Такой исход на большаке пугал братьев Кашиных. Они, словно позванные кем, с дрожью последовали сбоку уходившей шкробавших колонны пленных.

– Эх, пан, я пойду, пойду, – слышно с укоризною красноармеец бросил за плечо – вымороченному немцу-приставале, признавая сейчас власть за ним, попонятней называя его даже «паном».

Но все больше, не справляясь с ходьбой, отставал от своих товарищей. Катастрофично.

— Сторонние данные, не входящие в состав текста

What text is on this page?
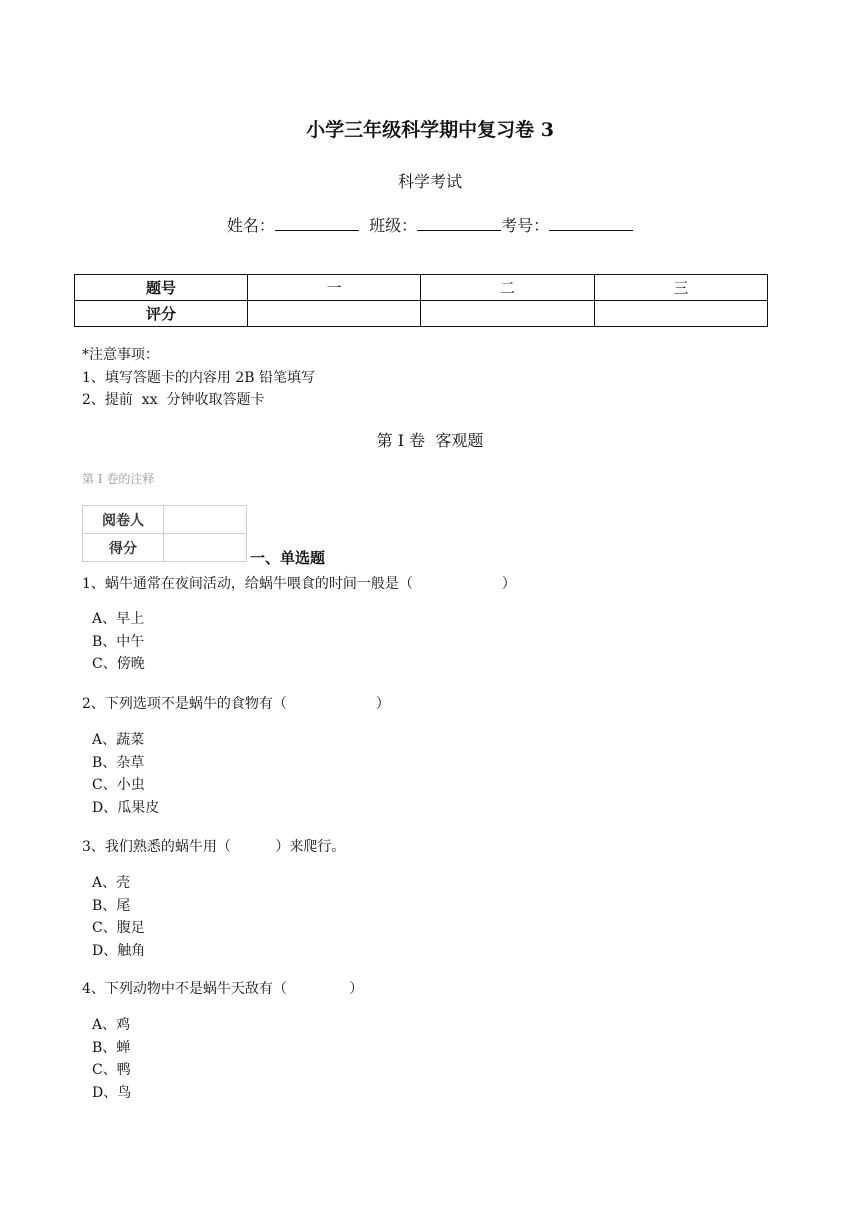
小学三年级科学期中复习卷 3
科学考试
姓名：	班级：	考号：
题号	一	二	三
评分			
*注意事项：
1、填写答题卡的内容用 2B 铅笔填写
2、提前  xx  分钟收取答题卡
第 I 卷  客观题
第 I 卷的注释
阅卷人	
得分	
一、单选题
1、蜗牛通常在夜间活动，给蜗牛喂食的时间一般是（                    ）
A、早上
B、中午
C、傍晚
2、下列选项不是蜗牛的食物有（                    ）
A、蔬菜
B、杂草
C、小虫
D、瓜果皮
3、我们熟悉的蜗牛用（          ）来爬行。
A、壳
B、尾
C、腹足
D、触角
4、下列动物中不是蜗牛天敌有（              ）
A、鸡
B、蝉
C、鸭
D、鸟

И тогда маленький немецкий солдат, сильный в смелости, что генерал, окончательно и самостоятельно решил казнить русского солдата – зачем миловать военнопленного? Он перешагнул пролегшую справа канаву придорожную, зашел справа с той западной стороны, и на ходу, развернувшись туловом сюда и уперев карабин прикладом в плечо, поднял черный карабинный ствол почти в упор на уровень пленного виска (прямо в направлении кашинских ребят) и по-деловитому нацелился…

«Что это?! Зачем?!» – только и успел сообразить Антон, как уж что-то сделалось. Кончилась игра.

Обычного грохота выстрела Антон будто и не слышал, а почувствовал внезапно, что запахло порохом, чем-то подпаленным. То ли дым пороховой задрожал перед ним, расходясь; то ли в дыме эта глыба человечья дрогнула, словно споткнувшись всерьез и подавшись несколько назад. Нет, именно она дрогнула. Судорожно дернулся красноармеец, качнулся, глотнул ртом воздух, точно рыба, вытащенная из воды. Шагнул еще телом вперед, – ноги у него уже подогнулись сами, – и скалою рухнул наземь – без стона или вздоха, точно стало ему легче, лучше. Рухнул весь – и куда-то провалился вмиг. Такое было впечатление. Все это считанные секунды длилось.

И как будто голубь, облетев круг от того места, где упал боец, трепетно коснулся крылом своим свидетелей-братьев. Они оба почувствовали нечто похожее на то.

И тут ребячьи взгляды скрестились со взглядом хладнокровного, профессионального убийцы в серо-зеленой шинели.

Но были у того две ничего не выражающие дырки вместо глаз, дырки, вот и все.

Свой карабин он, опуская замедленно, покрутил в цепких руках, задержался еще на какое-то мгновение да опять замедленно взглянул, как в прорезь, на неподросших еще для его мужского дела подростков и, нахмурясь, отвернулся. Догонять колонну стал, с твердостью ступая в сапогах по чужому закованному тракту. Сытый, живой, довольный и не сомневающийся ни в чем. В возрасте под тридцать лет.

И казалось совершенно немыслимым продолжавшееся молчание пленных, не взроптавших даже после потери еще одного своего товарища. Они, молчаливо сносившие удары конвоирские, словно вполне согласные с расправой, ничем не проявили беспокойства о жертве; они лишь старались не отстать, чтобы, следовательно, избежать того же самого, или, по крайней мере, не видеть ничего такого, и чтобы, значит, не расстраиваться очень, не сломиться прежде времени и не обречь себя тем самым тоже на верную смерть. Умирать зазря никто не хотел.